When will we be ready for the next pandemic? Studying the past may give us a hint.
Writer: Marie Maeland
Editor: Daniel Jacobson
Artist: Patrick Marenda
“Wear your mask!”
“Sanitise your hands!”
“Most importantly, “Stay at home!”
Warnings such as these were everywhere and pictures were either taken mid-chaos or in the eerie, deserted lockdowns. Soon, the time period we are living through will be looked back on by future generations. The details of this and past pandemics will be studied by students and researchers to help establish ways to identify, test and prevent the spread of disease.
Pandemics have become a more immediate threat due to global warming and the ease of travel. Increasing global temperatures are a mechanism for viruses to spill over from animal reservoirs to humans. Additionally, augmenting travel for leisure, including tourism, facilitates the international spread of pandemics. An advantage of past pandemics was lower rates of international travel as less visitors would introduce the pandemic to unaffected areas. However, once a pandemic began spreading in a region, the lack of biological knowledge and unorganized responses resulted in a vast magnitude of deaths that are likely preventable today.
The most fatal pandemic in history was the Black Plague, when the Yersinia pestis bacterium caused up to 200 million deaths. Devastating Afro-Eurasia from 1346 to 1353, the first noticeable attempt at quarantining and isolating the infected took place, especially amongst seamen, as it was understood that proximity played a role in transmission despite lacking any biological understanding of contagion. Different methods, such as pleasant scents, were proposed to help fend off the infectious agent. However, these techniques were broadly unsuccessful, even though some did raise the communities’ spirits.
The viral pandemic of smallpox also caused widespread illness, identified by bulging red spots covering the body. In 1796, Jenner discovered the inoculating abilities of cowpox in order to cause immunity against smallpox. This development vastly improved our response to pandemics, and was vital for the success story of eradicating smallpox in 1980 via the creation of a vaccine.

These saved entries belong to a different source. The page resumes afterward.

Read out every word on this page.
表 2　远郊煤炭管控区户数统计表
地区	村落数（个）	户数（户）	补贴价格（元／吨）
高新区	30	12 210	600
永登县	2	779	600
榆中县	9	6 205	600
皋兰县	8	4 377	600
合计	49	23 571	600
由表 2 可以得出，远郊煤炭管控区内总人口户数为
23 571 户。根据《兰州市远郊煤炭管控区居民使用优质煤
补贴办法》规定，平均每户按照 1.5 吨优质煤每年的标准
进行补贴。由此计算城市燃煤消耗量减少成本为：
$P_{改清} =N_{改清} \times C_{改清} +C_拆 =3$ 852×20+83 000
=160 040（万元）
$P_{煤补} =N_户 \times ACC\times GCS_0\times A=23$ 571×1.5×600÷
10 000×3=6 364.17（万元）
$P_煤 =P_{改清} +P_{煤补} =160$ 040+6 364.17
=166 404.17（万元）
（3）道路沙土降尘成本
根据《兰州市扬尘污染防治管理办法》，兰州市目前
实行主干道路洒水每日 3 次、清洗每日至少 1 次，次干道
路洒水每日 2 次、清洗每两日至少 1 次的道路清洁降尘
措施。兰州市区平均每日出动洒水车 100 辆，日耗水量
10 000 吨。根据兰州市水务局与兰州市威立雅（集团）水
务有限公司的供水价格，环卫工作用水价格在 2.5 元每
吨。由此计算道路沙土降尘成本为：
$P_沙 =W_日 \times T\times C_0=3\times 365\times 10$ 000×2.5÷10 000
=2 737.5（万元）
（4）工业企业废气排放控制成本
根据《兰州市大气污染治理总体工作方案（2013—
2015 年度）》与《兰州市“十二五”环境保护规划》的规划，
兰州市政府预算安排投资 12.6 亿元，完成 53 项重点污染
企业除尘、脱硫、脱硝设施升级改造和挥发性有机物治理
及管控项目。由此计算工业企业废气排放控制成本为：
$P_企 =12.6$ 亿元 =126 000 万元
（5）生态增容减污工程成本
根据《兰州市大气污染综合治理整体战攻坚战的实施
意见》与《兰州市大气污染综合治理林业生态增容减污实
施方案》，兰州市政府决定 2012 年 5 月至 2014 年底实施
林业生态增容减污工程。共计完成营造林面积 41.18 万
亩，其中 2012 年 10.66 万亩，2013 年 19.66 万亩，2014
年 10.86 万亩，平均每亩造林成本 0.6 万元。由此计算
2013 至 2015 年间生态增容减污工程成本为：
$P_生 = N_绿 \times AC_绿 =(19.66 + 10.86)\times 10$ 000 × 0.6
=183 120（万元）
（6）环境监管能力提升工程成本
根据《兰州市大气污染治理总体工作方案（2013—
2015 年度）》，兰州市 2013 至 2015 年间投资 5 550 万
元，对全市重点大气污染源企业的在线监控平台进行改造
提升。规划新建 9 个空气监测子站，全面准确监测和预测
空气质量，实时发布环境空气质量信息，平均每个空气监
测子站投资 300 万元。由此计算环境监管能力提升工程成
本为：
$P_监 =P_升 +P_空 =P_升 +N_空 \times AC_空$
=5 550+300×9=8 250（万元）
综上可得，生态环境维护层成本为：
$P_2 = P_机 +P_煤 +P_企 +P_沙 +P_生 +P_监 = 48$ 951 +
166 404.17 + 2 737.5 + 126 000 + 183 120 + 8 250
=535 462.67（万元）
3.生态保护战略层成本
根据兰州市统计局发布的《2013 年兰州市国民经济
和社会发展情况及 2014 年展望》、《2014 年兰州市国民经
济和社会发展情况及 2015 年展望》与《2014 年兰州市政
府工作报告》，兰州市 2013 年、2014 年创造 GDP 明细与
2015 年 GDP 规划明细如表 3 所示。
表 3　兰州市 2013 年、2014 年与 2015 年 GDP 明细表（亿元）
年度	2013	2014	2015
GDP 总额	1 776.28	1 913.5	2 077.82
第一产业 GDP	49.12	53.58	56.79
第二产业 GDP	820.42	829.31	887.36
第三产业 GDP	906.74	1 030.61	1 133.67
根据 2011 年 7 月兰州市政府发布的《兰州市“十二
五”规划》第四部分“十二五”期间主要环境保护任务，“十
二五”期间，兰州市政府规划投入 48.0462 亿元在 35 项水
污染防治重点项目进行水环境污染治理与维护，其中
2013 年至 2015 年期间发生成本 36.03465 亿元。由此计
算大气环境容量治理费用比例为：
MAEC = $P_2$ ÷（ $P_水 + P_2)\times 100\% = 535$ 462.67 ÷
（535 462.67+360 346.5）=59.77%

Another key reference point for our own handling of COVID-19 was the Spanish Flu pandemic, which peaked between 1918 and 1920 and was caused by the H1N1 influenza A virus. A unique characteristic of this pandemic was a high mortality rate in the young, especially in 20-40 year olds, with the average age of death being 28 years. The lack of vaccines and antiviral drugs as treatment options elevated the importance of non-pharmaceutical interventions including quarantine, personal hygiene, and restriction on social gatherings. Anyhow, their uneven implementation intensified the devastation caused and demonstrated the importance of global communication.
These three pandemics are unified by the fact that the viruses are believed to have spread from an animal species to humans, making them zoonotic. Interestingly, despite different environmental threats and variable technological abilities, the attempts that each population took to contain the virus were curiously similar. Potentially, demonstrating that the return to simple human behaviour plays a significant role in combating new viral threats as this works as a buffer, allowing scientific research to catch up.
In 2002, an outbreak of severe acute respiratory syndrome (SARS) caused by a coronavirus originated in the Guangdong province of China, and, thereafter, infected 29 countries. Collectively the coronavirus strains have become infamous and gained universal attention. Nevertheless, the outbreak in 2002 wasn’t labelled a pandemic and wasn’t enough to prepare the world for the new SARS-CoV-2 strain. Anti-transmission techniques are still developing, and were clearly helpful for the COVID-19 responses of South Eastern countries as their citizens complied more with restrictions due to personal experiences with the SARS 2002.
With the lockdown of COVID-19 taking a heavy toll on everyone’s daily lives, there are definitely many stories and statistics that will contribute to building the historical image of 2020 and 2021. When will COVID-19 be in the history books? How often will such a situation arise in the near future? What can we learn from this pandemic which can improve our response next time?
The particularly interesting development of viral genomics is at the epicentre of trying to answer these questions. Analysing viral RNA of known pandemics could reveal viruses that have a high mutation rate likely to become infectious to humans and shed light on how pathogens have evolved over time. High-throughput sequencing technologies will compete against the growing pace of emerging viruses threatening public health. The efforts to protect the world from an overloaded health care system are highly dependent on learning from pandemics in our past and continuing to reinforce the power of research in the field. We certainly have the resources to foresee virological disasters. The bigger question is if we will have the time to do it before the next pandemic hits.